Son roman The Dream Chasers (Les Chasseurs de rêve) est remarqué en 2012 par le Commonwealth Book Prize. Sa nouvelle My Father's Head (La Tête de mon père) obtient en 2014 le Prix Caine pour l'écriture africaine[2]. Elle est le troisième Kényane à gagner ce prix après Binyavanga Wainaina en 2002 et Yvonne Adhiambo Owuor en 2003[6],[7]. En tant que lauréate, elle a l'opportunité de passer jusqu'à un mois en résidence d'écriture au Lannan Center for Poetics and Social Practice de l'Université de Georgetown à Washington. Elle est également invitée à participer à des festivals littéraires au Cap, à Nairobi (Kenya) et au Nigeria[8]. Grâce aux recettes de son prix Caine, elle fonde le collectif d'écrivains panafricains Jalada, une plateforme publique numérique régionale pour l'écriture contemporaine[9].

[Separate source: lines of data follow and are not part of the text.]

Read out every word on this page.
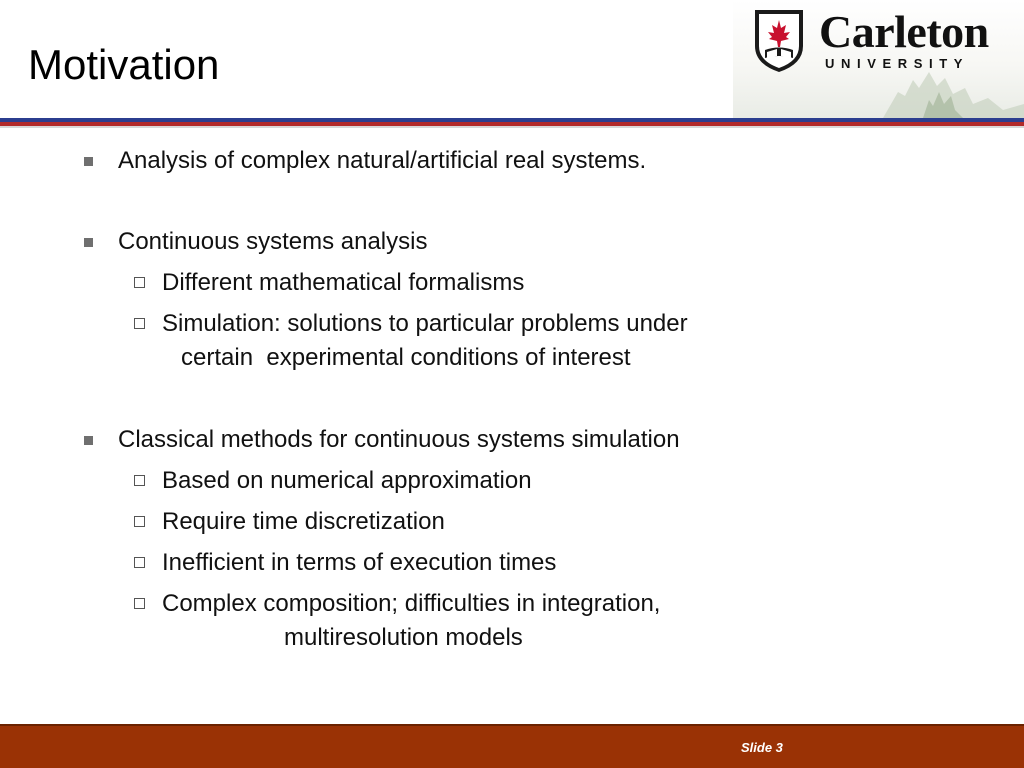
Motivation
Carleton
UNIVERSITY
Analysis of complex natural/artificial real systems.
Continuous systems analysis
Different mathematical formalisms
Simulation: solutions to particular problems under
certain  experimental conditions of interest
Classical methods for continuous systems simulation
Based on numerical approximation
Require time discretization
Inefficient in terms of execution times
Complex composition; difficulties in integration,
multiresolution models
Slide 3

En , elle figure avec son récit Rag Doll (Poupée de chiffon) lors du Hay Festival dans la liste du projet Africa39 qui désigne 39 auteurs particulièrement prometteurs, ayant moins de 40 ans, originaires d'Afrique subsaharienne et de sa diaspora ; sa nouvelle est éditée par Ellah Allfrey dans l'anthologie Africa39 : new writing from Africa South of the Sahara[10].

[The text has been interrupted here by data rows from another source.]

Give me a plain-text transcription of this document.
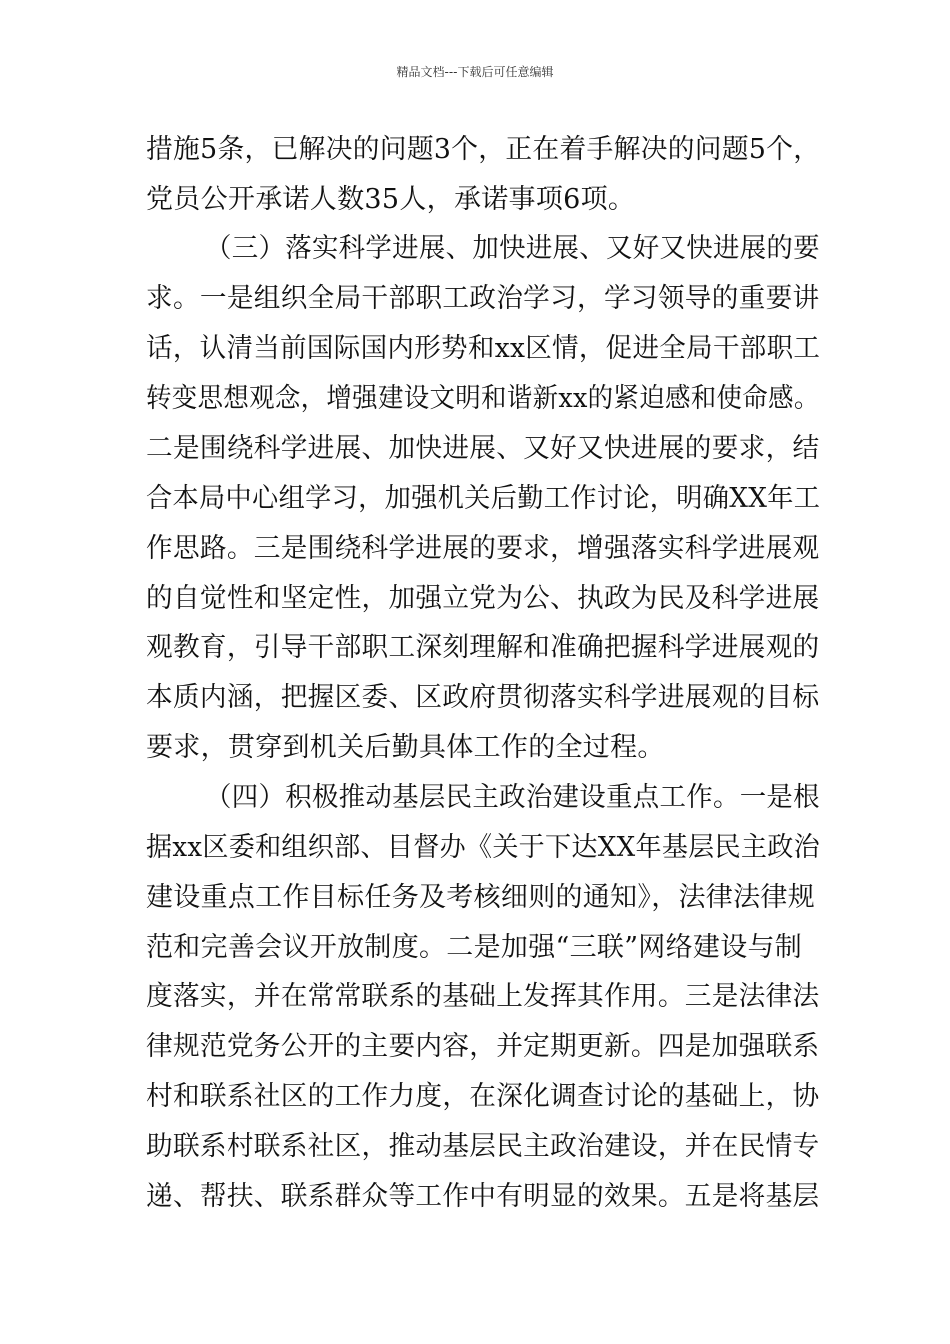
精品文档---下载后可任意编辑
措施5条，已解决的问题3个，正在着手解决的问题5个，
党员公开承诺人数35人，承诺事项6项。
（三）落实科学进展、加快进展、又好又快进展的要
求。一是组织全局干部职工政治学习，学习领导的重要讲
话，认清当前国际国内形势和xx区情，促进全局干部职工
转变思想观念，增强建设文明和谐新xx的紧迫感和使命感。
二是围绕科学进展、加快进展、又好又快进展的要求，结
合本局中心组学习，加强机关后勤工作讨论，明确XX年工
作思路。三是围绕科学进展的要求，增强落实科学进展观
的自觉性和坚定性，加强立党为公、执政为民及科学进展
观教育，引导干部职工深刻理解和准确把握科学进展观的
本质内涵，把握区委、区政府贯彻落实科学进展观的目标
要求，贯穿到机关后勤具体工作的全过程。
（四）积极推动基层民主政治建设重点工作。一是根
据xx区委和组织部、目督办《关于下达XX年基层民主政治
建设重点工作目标任务及考核细则的通知》，法律法律规
范和完善会议开放制度。二是加强“三联”网络建设与制
度落实，并在常常联系的基础上发挥其作用。三是法律法
律规范党务公开的主要内容，并定期更新。四是加强联系
村和联系社区的工作力度，在深化调查讨论的基础上，协
助联系村联系社区，推动基层民主政治建设，并在民情专
递、帮扶、联系群众等工作中有明显的效果。五是将基层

En 2022, elle publie son second roman, Things They Lost, l'histoire d'Ayosa, une fille de douze ans, qui vit à Mapeli, une ville imaginaire de la vallée du Rift, au Kenya, n'ayant pour seule compagnie un transistor et ses compagnes imaginaires « créatures du grenier, mi-filles, mi-rêves »[11],[12]. Á l'occasion de la sortie du roman, l'auteure donne un interview à la revue World Literature Today où elle mentionne qu'elle vit en Allemagne[13]. Toujours en 2022, Harper's Magazine publie sa nouvelle L'autre Rosalie[14].
Principales publications
- The Dream Chasers, MasterPublishing, 2012
- My Father's Head, Simon & Schuster, 2014
- Rag Doll, Africa39, 2014
- Things They Lost, Simon & Schuster, 2022 (ISBN 978-1668000984), 368 p.